Investment in inland transport infrastructure, as a share of GDP, has declined from a peak in 2009 to a record low (0.8%) in the OECD while the volume of investment has fallen back to 1995 levels, said an OECD release.
Investment levels in Central and Eastern European countries have nearly halved since 2009 in real terms, accounting for 1% of GDP in 2013 (compared with 1.9% in 2009).
Western European and North American economies invest increasingly in rail while in Central and Eastern European countries the focus continues to be on roads. The most recent data on investment show that gross fixed capital formation (investment) in inland transport infrastructure as a percentage of Gross Domestic Product (GDP) has declined to below 0.8% for the OECD, the lowest figure over the period since 1995 for data has been reported.

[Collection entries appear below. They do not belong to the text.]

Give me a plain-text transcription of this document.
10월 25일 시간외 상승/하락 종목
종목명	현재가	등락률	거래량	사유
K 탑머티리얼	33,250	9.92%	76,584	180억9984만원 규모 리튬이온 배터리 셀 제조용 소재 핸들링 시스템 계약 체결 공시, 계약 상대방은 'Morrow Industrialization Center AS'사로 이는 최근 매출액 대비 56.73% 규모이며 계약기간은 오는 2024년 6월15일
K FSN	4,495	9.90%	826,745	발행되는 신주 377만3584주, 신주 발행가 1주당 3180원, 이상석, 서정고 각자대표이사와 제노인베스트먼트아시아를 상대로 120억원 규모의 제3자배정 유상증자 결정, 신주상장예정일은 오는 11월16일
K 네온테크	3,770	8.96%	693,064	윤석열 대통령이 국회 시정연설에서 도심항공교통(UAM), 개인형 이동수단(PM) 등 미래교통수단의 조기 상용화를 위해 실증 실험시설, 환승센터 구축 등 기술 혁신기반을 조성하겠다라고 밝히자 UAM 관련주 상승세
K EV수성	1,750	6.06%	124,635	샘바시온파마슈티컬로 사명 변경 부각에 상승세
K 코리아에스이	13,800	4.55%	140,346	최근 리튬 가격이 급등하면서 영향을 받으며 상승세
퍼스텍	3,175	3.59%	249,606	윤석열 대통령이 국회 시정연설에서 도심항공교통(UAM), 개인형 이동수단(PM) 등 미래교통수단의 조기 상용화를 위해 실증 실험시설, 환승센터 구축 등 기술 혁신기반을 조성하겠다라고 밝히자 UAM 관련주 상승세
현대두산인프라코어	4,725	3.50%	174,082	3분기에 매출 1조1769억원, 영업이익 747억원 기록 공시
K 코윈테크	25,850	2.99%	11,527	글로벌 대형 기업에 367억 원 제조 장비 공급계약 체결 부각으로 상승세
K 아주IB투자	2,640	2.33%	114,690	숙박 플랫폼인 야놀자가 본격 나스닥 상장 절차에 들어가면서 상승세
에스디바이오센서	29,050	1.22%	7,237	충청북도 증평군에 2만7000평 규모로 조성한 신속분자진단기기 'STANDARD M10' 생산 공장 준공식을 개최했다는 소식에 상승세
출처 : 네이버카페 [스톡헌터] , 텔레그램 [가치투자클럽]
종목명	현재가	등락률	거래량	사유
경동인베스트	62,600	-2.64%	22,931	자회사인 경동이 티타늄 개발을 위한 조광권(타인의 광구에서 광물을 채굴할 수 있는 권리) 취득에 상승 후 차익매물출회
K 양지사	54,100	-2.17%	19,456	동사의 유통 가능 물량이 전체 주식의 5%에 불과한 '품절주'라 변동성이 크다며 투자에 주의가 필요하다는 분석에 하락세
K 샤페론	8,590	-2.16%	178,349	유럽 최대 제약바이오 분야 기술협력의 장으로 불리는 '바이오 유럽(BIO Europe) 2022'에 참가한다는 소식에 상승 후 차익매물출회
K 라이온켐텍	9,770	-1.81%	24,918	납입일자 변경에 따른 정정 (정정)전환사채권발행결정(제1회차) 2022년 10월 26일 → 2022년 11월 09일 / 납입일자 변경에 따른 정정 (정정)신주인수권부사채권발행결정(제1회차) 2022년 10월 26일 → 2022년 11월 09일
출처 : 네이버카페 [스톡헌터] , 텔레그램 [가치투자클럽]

Part of the decline can be contributed to Japan (its economy being large enough to affect the overall average), which followed a different trajectory from the rest of the OECD before 2007. Japan’s expenditures were affected by general budget cuts towards the end of the 1990’s. Subsequently, modification of the allocation of revenues from gasoline tax, earlier earmarked for highway development and maintenance, reduced the level of investment in roads in Japan.
However, the most recent data suggest that the continued economic crisis has resulted in a broader decline in transport infrastructrue spending, measured in real terms, across many OECD countries. This declining trend was temporarly reversed in 2009 by stimulus spending. The volume of investment (expenditure in real terms) in the OECD as a whole grew 16% from 1995 to 2002 after which it remained relatively stable until 2009. The impact of stimulus spending is visible in 2009 but the recent data show volume falling back to 1995 levels.

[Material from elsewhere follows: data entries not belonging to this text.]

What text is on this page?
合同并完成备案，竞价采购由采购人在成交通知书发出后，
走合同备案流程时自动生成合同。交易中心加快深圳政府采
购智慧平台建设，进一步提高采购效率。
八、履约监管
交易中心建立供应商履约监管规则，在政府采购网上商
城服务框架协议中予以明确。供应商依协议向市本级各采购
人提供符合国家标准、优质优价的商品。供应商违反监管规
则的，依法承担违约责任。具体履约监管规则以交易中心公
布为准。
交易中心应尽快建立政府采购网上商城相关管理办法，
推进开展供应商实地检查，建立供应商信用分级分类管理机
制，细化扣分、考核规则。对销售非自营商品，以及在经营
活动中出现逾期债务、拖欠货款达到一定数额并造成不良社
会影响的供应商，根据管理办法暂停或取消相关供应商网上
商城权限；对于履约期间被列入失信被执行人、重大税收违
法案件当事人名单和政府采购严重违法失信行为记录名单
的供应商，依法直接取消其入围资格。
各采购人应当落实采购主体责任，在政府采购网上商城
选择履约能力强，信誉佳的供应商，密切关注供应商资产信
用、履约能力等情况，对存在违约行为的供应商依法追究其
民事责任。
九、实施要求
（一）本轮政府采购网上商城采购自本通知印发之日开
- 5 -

In North America, GDP share of investment has remained around 0.6% over the period (Figure 2). The volume of inland infrastructure investment in North America grew by around 30% from 1995 to 2002. The latest data suggests a slow decline in investment volume continuing all the way to 2013, although temporarily reversed by stimulus spending in 2009 and 2010.
The investment needs for transport infrastructure depend on a number of factors, such as the quality and age of the existing infrastructure, geography of the country (including exposure to geological and meteorological risks) and transport-intensity of the country’s productive sector. The fact that the share of GDP dedicated to transport infrastructure has tended to remain constant (and decline more recently) in many countries suggests investment levels are affected also by factors other than real investment needs, such as institutional budget allocation procedures or budgetary constraints. The impact of government policy can also be identified, as for example Australia and Canada where the share of inland infrastructure investment in GDP has remained relatively high, above 1.0%, partly as a result of long-term political commitment for transport infrastructure spending, said the OECD report.